In the city of Sfax (center), nearly 200 people demonstrated under surveillance, holding placards reading “the money of the people is in the palaces, and the children of the people in the prisons”, has found a correspondent of AFP.
Nearly 780 people have been arrested since Monday, the Interior Ministry said, while Amnesty International has called the police for restraint.
According to ministry spokesman Khlifa Chibani, 151 people involved in violence were arrested Thursday, bringing the total arrests to 778 in five days.
– ‘Limited hits’ –
“We believe that a dialogue is still possible and reforms are still possible.The yellow card is to say + attention +: It is time today to tackle the real problems: the economic crisis, the high cost of life, etc … These same claims we have been dragging for years, “told AFP Henda Chennaoui, a Fech Nestannew manager.
The government, which has communicated little in recent days, swept these claims in a statement on Friday.
“There are no demonstrations but thugs, who are between 17 and 21 years so they are not affected by the impact of the finance law,” said the spokesman of Prime Minister Mofdi Mseddi. “It is a finance law that maintains direct subsidies to the poor and middle population and reinforces employment policies for young graduates and the unemployed”.
President Béji Caïd Essebsi and Prime Minister Youssef Chahed discussed on Friday “steps that will be taken in the coming days to improve purchasing power,” said the presidency on its Facebook site.
For the political scientist Hamza Meddeb, the particularly explosive mobilization is explained by a “very strong social anger”, several waves of protest resulting in no concrete improvement, and a “political class increasingly cut off from the population”.
– UN ‘worried’ –
Amnesty called on security forces to “not use excessive force” and “stop their intimidation of peaceful protesters”.
A protester died in unclear circumstances during the clashes on Monday night in Tebourba, 30 km from Tunis.
Reporters Without Borders has condemned pressure on journalists after the arrest of a French correspondent and a Tunisian reporter covering the rallies.

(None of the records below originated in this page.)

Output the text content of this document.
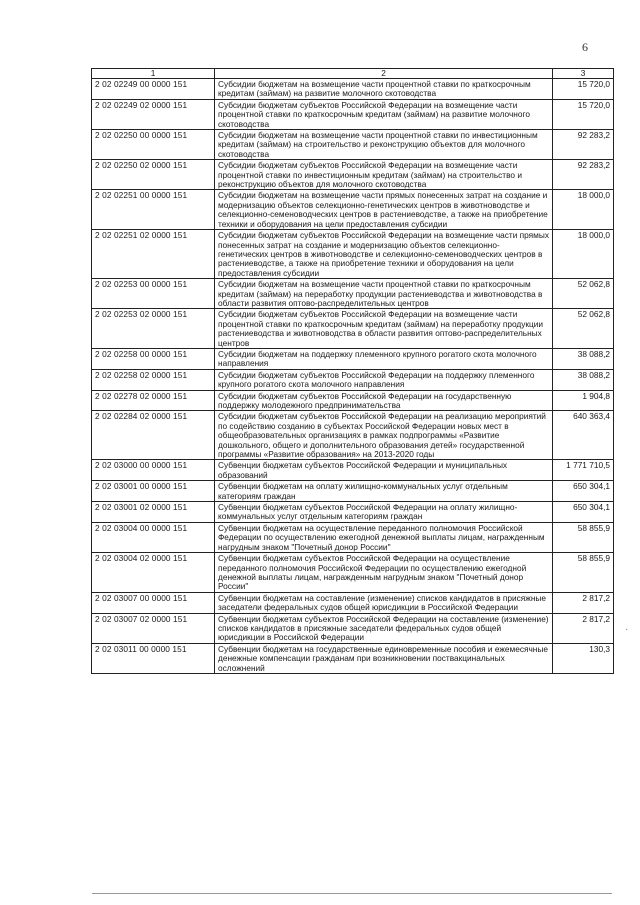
6
1	2	3
2 02 02249 00 0000 151	Субсидии бюджетам на возмещение части процентной ставки по краткосрочным кредитам (займам) на развитие молочного скотоводства	15 720,0
2 02 02249 02 0000 151	Субсидии бюджетам субъектов Российской Федерации на возмещение части процентной ставки по краткосрочным кредитам (займам) на развитие молочного скотоводства	15 720,0
2 02 02250 00 0000 151	Субсидии бюджетам на возмещение части процентной ставки по инвестиционным кредитам (займам) на строительство и реконструкцию объектов для молочного скотоводства	92 283,2
2 02 02250 02 0000 151	Субсидии бюджетам субъектов Российской Федерации на возмещение части процентной ставки по инвестиционным кредитам (займам) на строительство и реконструкцию объектов для молочного скотоводства	92 283,2
2 02 02251 00 0000 151	Субсидии бюджетам на возмещение части прямых понесенных затрат на создание и модернизацию объектов селекционно-генетических центров в животноводстве и селекционно-семеноводческих центров в растениеводстве, а также на приобретение техники и оборудования на цели предоставления субсидии	18 000,0
2 02 02251 02 0000 151	Субсидии бюджетам субъектов Российской Федерации на возмещение части прямых понесенных затрат на создание и модернизацию объектов селекционно-генетических центров в животноводстве и селекционно-семеноводческих центров в растениеводстве, а также на приобретение техники и оборудования на цели предоставления субсидии	18 000,0
2 02 02253 00 0000 151	Субсидии бюджетам на возмещение части процентной ставки по краткосрочным кредитам (займам) на переработку продукции растениеводства и животноводства в области развития оптово-распределительных центров	52 062,8
2 02 02253 02 0000 151	Субсидии бюджетам субъектов Российской Федерации на возмещение части процентной ставки по краткосрочным кредитам (займам) на переработку продукции растениеводства и животноводства в области развития оптово-распределительных центров	52 062,8
2 02 02258 00 0000 151	Субсидии бюджетам на поддержку племенного крупного рогатого скота молочного направления	38 088,2
2 02 02258 02 0000 151	Субсидии бюджетам субъектов Российской Федерации на поддержку племенного крупного рогатого скота молочного направления	38 088,2
2 02 02278 02 0000 151	Субсидии бюджетам субъектов Российской Федерации на государственную поддержку молодежного предпринимательства	1 904,8
2 02 02284 02 0000 151	Субсидии бюджетам субъектов Российской Федерации на реализацию мероприятий по содействию созданию в субъектах Российской Федерации новых мест в общеобразовательных организациях в рамках подпрограммы «Развитие дошкольного, общего и дополнительного образования детей» государственной программы «Развитие образования» на 2013-2020 годы	640 363,4
2 02 03000 00 0000 151	Субвенции бюджетам субъектов Российской Федерации и муниципальных образований	1 771 710,5
2 02 03001 00 0000 151	Субвенции бюджетам на оплату жилищно-коммунальных услуг отдельным категориям граждан	650 304,1
2 02 03001 02 0000 151	Субвенции бюджетам субъектов Российской Федерации на оплату жилищно-коммунальных услуг отдельным категориям граждан	650 304,1
2 02 03004 00 0000 151	Субвенции бюджетам на осуществление переданного полномочия Российской Федерации по осуществлению ежегодной денежной выплаты лицам, награжденным нагрудным знаком "Почетный донор России"	58 855,9
2 02 03004 02 0000 151	Субвенции бюджетам субъектов Российской Федерации на осуществление переданного полномочия Российской Федерации по осуществлению ежегодной денежной выплаты лицам, награжденным нагрудным знаком "Почетный донор России"	58 855,9
2 02 03007 00 0000 151	Субвенции бюджетам на составление (изменение) списков кандидатов в присяжные заседатели федеральных судов общей юрисдикции в Российской Федерации	2 817,2
2 02 03007 02 0000 151	Субвенции бюджетам субъектов Российской Федерации на составление (изменение) списков кандидатов в присяжные заседатели федеральных судов общей юрисдикции в Российской Федерации	2 817,2
2 02 03011 00 0000 151	Субвенции бюджетам на государственные единовременные пособия и ежемесячные денежные компенсации гражданам при возникновении поствакцинальных осложнений	130,3
·
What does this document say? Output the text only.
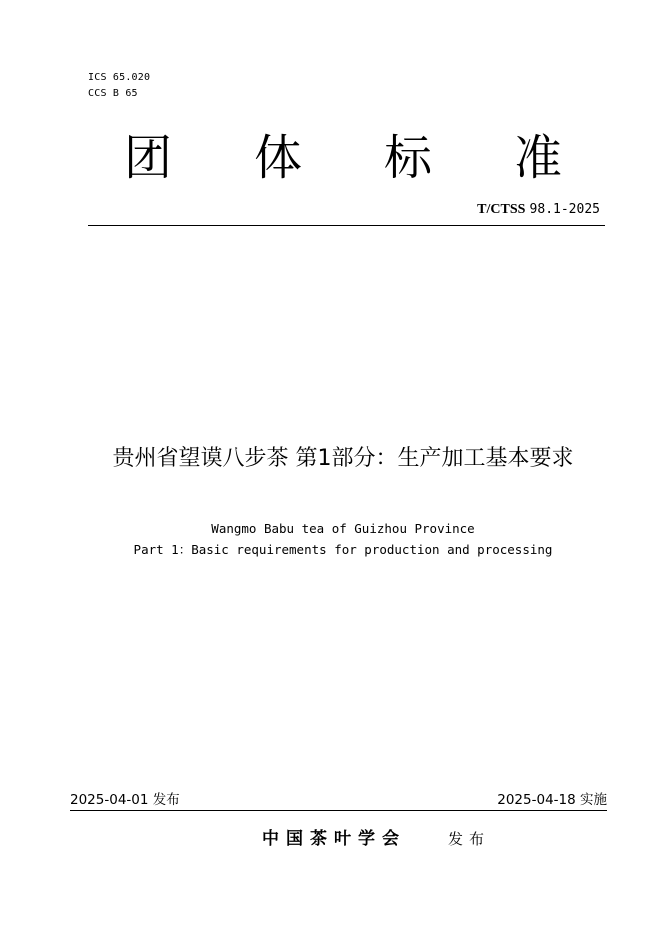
ICS 65.020
CCS B 65
团 体 标 准
T/CTSS 98.1-2025
贵州省望谟八步茶 第1部分：生产加工基本要求
Wangmo Babu tea of Guizhou Province
Part 1：Basic requirements for production and processing
2025-04-01 发布	2025-04-18 实施
中国茶叶学会	发布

For its part, the UN, through its human rights commission, said it was “worried” about the scale of the arrests, calling on the authorities to “ensure that protesters can demonstrate peacefully” as the 7th anniversary of the revolution approaches.
Several organizations, including the left-wing Popular Front coalition and the powerful UGTT trade union center, called for rally on Sunday.
Many Tunisians believe they have won freedom but lost in standard of living since the fall of Ben Ali.
The state, which has responded to the social demands of the post-revolution period by massive hiring in the civil service, finds itself in financial difficulties after several years of economic slump, particularly due to the fall of tourism after a series of attacks in 2015.
The International Monetary Fund (IMF) granted Tunisia in 2016 credits of 2.4 billion euros over four years, provided it reduces its budget and trade deficits.
Adopted at the end of last year, the 2018 budget increases notably VAT, taxes on telephony or real estate and some import duties, and introduces a social contribution of solidarity on profits and wages to bail out social funds.